Я рассказал про себя Тане. Я улыбался. Даже иногда смеялся в голос. Не мог успокоиться. Я был — счастлив. Я был в кромешном раю. Таня плакала. Не могла успокоиться. Она была — несчастна. Она была в кромешном аду. Она просила, умоляла — не губить себя. Таня считала, что не может быть ничего стыднее, отвратительнее и непотребнее. Таня была — моя сестра. Она любила меня — больше всего на свете. Я тоже ее любил. Больше всего на свете. Я не провел ни дня без нее. В детстве я думал, что мы вообще— одно существо в двух лицах. Таня поставила себе целью — меня спасти, любой ценой. Четырнадцатилетняя замкнутая девочка, произносящая иногда не более десятка слов в день. Через два дня Таня забралась ко мне в постель. Таня забралась ко мне в постель, она пахла ванилью, она дрожала, она обняла меня, она сказала: пусть это лучше буду я.
У нас есть все, что нужно для двоих, говорила она, прижималась раскрытыми мягкими губами к моему горлу, потом к моему рту, наша слюна смешивалась, мы были как матрешки с нарисованными лицами, одна в другой и плотно закрыть.

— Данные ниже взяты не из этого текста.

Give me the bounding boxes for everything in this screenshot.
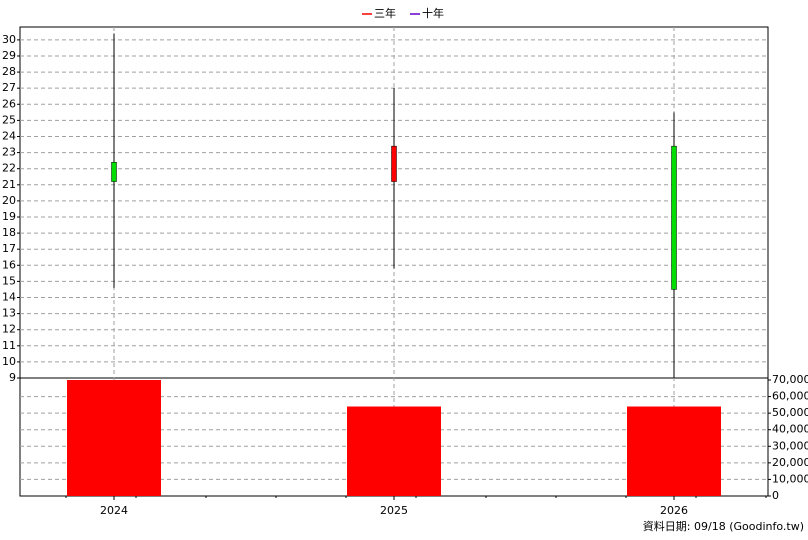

В библиотеку я больше не ходил, Таня уговорила бабушку изрядно потратиться и оформить на следующий год подписку на «Иностранку» и «Новый мир», так что страсть к чтению я мог удовлетворять дома. С Шамилем я больше не встречался.
Укладывались спать мы как положено братьям-сестрам, в разных комнатках, в моей — детали от новейшей модельки самолета, Большая медицинская энциклопедия в десятках томов, в Таниной — ящичек с бисером, стопки книг, скрипка и игольница-ежик. Через полчаса сестра уже лежала рядом, жарко дыша мне куда-то за ухо, и вот оно — существо, перепутанные руки-ноги, две головы, крепко сцеплены, не разорвешь.
«Знаю, на место цепей крепостных, Люди придумали много других»[25].